The Jewish Day School Conundrum
This guest post by David Werdiger continues themes from the conversation launched on this site in partnership with the Steinhardt Foundation on what would make Jewish day school a more attractive option for parents not currently considering it. All reactions, examples of where community collaboration is already taking place, and further ideas are welcome.
By: David Werdiger
Most people would acknowledge the importance of the Jewish day school in providing the foundations for continuity and sustainability of the Jewish people. And yet, in many cities, the sustainability of the Jewish day school itself is at risk.
Melbourne, Australia is a shining light in the world of Jewish day schools. A small community of about 60,000 in a city of over four million, it boasts eight schools – from ultra-Orthodox to Bundist and everything in between – and a penetration rate of more than 50%. Campuses are large and fitted out with magnificent halls, swimming pools, and performing arts facilities.
Yet even here, the rising cost of private school education poses huge risks for the future, and the schools are collectively considering options to reduce the cost to parents.
When considering the sustainability of any business or organisation, it comes down to two simple things – revenue and expenses – and therefore options to either increase revenue or decrease expenses. The initiatives presented by Harry Bloom on this site fall broadly within these straight parameters. Schools have high fixed costs (mostly salaries) and low marginal costs per student (there is often room in any given class for an extra few students). The cost cutting is really on the edges – group buying, shared services, and such. Revenue increases can come from broader and smarter fundraising, but depending on the community capacity, that can have limits.
The most exciting way to boost revenue presented was establishing linkages with Israeli universities to create leading edge curricula in desirable subjects. This has the dual positive of increasing enrollment, and making an explicit link to a “sister” institution in Israel. Assuming a school has extra capacity, it is far better to find twenty extra students than to obtain the equivalent additional revenue through fundraising.
This is only the tip of the iceberg.
Jewish schools are already existing, and expensive, community infrastructure. Right now, they have direct contact with the students who attend.
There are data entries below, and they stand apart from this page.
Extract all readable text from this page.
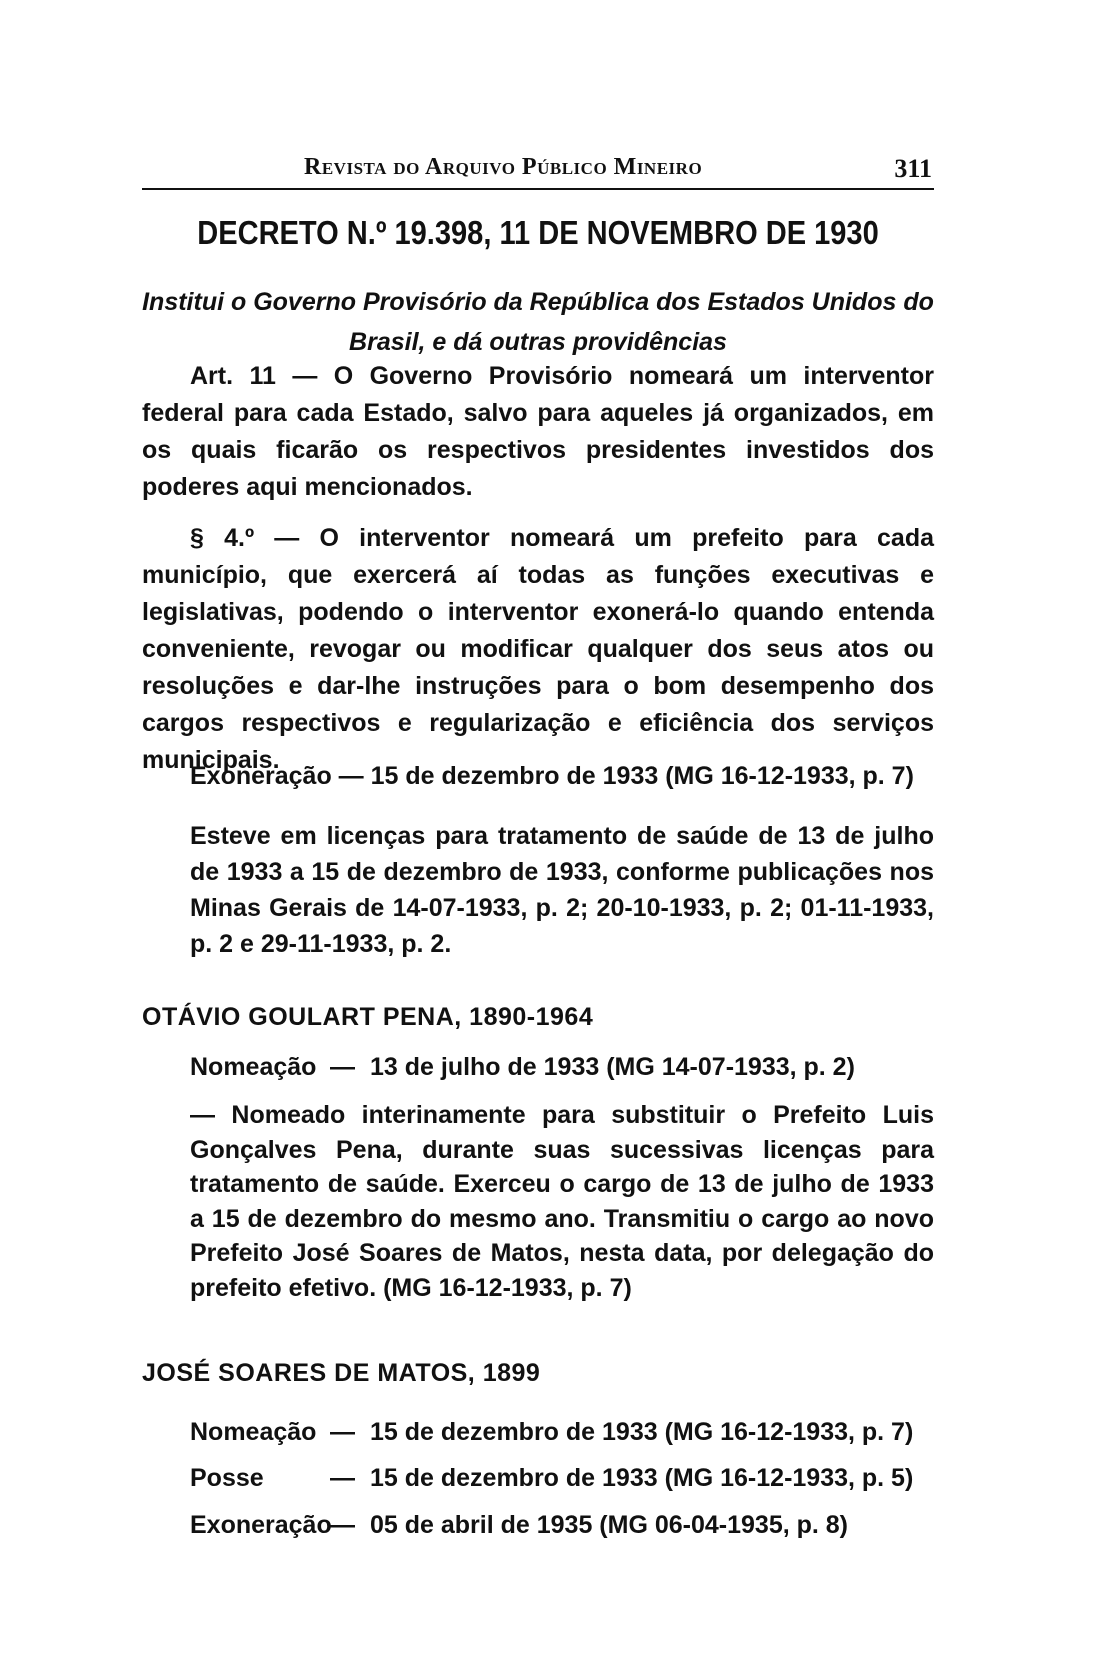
Revista do Arquivo Público Mineiro	311
DECRETO N.º 19.398, 11 DE NOVEMBRO DE 1930
Institui o Governo Provisório da República dos Estados Unidos do
Brasil, e dá outras providências

Art. 11 — O Governo Provisório nomeará um interventor federal para cada Estado, salvo para aqueles já organizados, em os quais ficarão os respectivos presidentes investidos dos poderes aqui mencionados.

§ 4.º — O interventor nomeará um prefeito para cada município, que exercerá aí todas as funções executivas e legislativas, podendo o interventor exonerá-lo quando entenda conveniente, revogar ou modificar qualquer dos seus atos ou resoluções e dar-lhe instruções para o bom desempenho dos cargos respectivos e regularização e eficiência dos serviços municipais.

Exoneração — 15 de dezembro de 1933 (MG 16-12-1933, p. 7)

Esteve em licenças para tratamento de saúde de 13 de julho de 1933 a 15 de dezembro de 1933, conforme publicações nos Minas Gerais de 14-07-1933, p. 2; 20-10-1933, p. 2; 01-11-1933, p. 2 e 29-11-1933, p. 2.

OTÁVIO GOULART PENA, 1890-1964
Nomeação — 13 de julho de 1933 (MG 14-07-1933, p. 2)

— Nomeado interinamente para substituir o Prefeito Luis Gonçalves Pena, durante suas sucessivas licenças para tratamento de saúde. Exerceu o cargo de 13 de julho de 1933 a 15 de dezembro do mesmo ano. Transmitiu o cargo ao novo Prefeito José Soares de Matos, nesta data, por delegação do prefeito efetivo. (MG 16-12-1933, p. 7)

JOSÉ SOARES DE MATOS, 1899
Nomeação — 15 de dezembro de 1933 (MG 16-12-1933, p. 7)
Posse	— 15 de dezembro de 1933 (MG 16-12-1933, p. 5)
Exoneração— 05 de abril de 1935 (MG 06-04-1935, p. 8)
However, there is so much “adjacent space” to the market they currently serve: parents, past students, friends of these who don’t or didn’t attend the school, people who live nearby (and don’t attend). Why not leverage and extend the schools into “community hubs” – centres that facilitate multiple ways that the community can engage with their Jewishness.
These schools should be partnering with community organizations that can use their infrastructure to deliver programs without a huge incremental cost: shul services, Shabbat meals, and post-school youth activities are just a few that come to mind.
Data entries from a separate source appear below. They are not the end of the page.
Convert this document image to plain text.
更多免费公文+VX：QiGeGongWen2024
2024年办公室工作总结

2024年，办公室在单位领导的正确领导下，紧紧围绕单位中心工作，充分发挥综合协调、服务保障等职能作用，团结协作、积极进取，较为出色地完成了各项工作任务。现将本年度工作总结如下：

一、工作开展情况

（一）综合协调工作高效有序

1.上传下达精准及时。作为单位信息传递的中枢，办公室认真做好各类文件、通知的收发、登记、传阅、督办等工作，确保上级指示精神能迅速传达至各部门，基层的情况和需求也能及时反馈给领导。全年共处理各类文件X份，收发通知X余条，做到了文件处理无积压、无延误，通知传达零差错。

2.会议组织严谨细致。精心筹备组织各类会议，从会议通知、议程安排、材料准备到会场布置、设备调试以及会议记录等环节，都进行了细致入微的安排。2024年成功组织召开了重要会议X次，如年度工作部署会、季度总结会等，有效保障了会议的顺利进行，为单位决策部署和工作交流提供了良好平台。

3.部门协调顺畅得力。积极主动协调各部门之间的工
Here’s a great example of this in action: in Melbourne, JewishCare is the largest provider of aged and community care to the Jewish community, with an annual budget of around USD $45M. They operate several aged-care residences and each one has a shul and employs a young Rabbi to do pastoral care, Kashrut supervision, and run services. These little shuls have by default become community hubs – attracting not just residents and family members who come to visit, but neighbours as well. This is a win/win/win. Residents of the home and their family members are more closely engaged with the local community, neighbours can be part of an intimate “shtiebel” and thus find additional ways to connect with their Jewishness, and JewishCare as a whole extends its reach to new stakeholders.
Recent research into the Jewish community in Australia has shown that Jewish day school education is not the panacea for reducing intermarriage that many people think. It is just one of many ways to engage with one’s Jewish identity. Youth groups, Israel, and home environment are all important contributors in establishing a Jewish identity strong enough that it can be effectively transmitted to the next generation. This is why a multifaceted approach is so important.
By combining the principles of seeking to increase revenue from Jewish schools, building multiple points of engagement to Jewishness, and maximizing the use of existing community infrastructure, the approach to the challenge of Jewish continuity is completely different.
With some collaboration and imagination, Jewish schools can do this and more on a much larger scale. Instead of being places unengaged people drive or walk past, we can use them as ways to engage a far broader base. The multiplier effect of having several ways to connect with Jewishness, and to do this using existing infrastructure is not only cost effective, but also brings benefits to the school, to the community, and enhances Jewish continuity.
David Werdiger is a Melbourne businessman, community activist, and writer. He is on the board of several Jewish not-for-profits including Australian Jewish Funders, and is a past board member of JewishCare. This piece is cross-posted on eJewishPhilanthropy.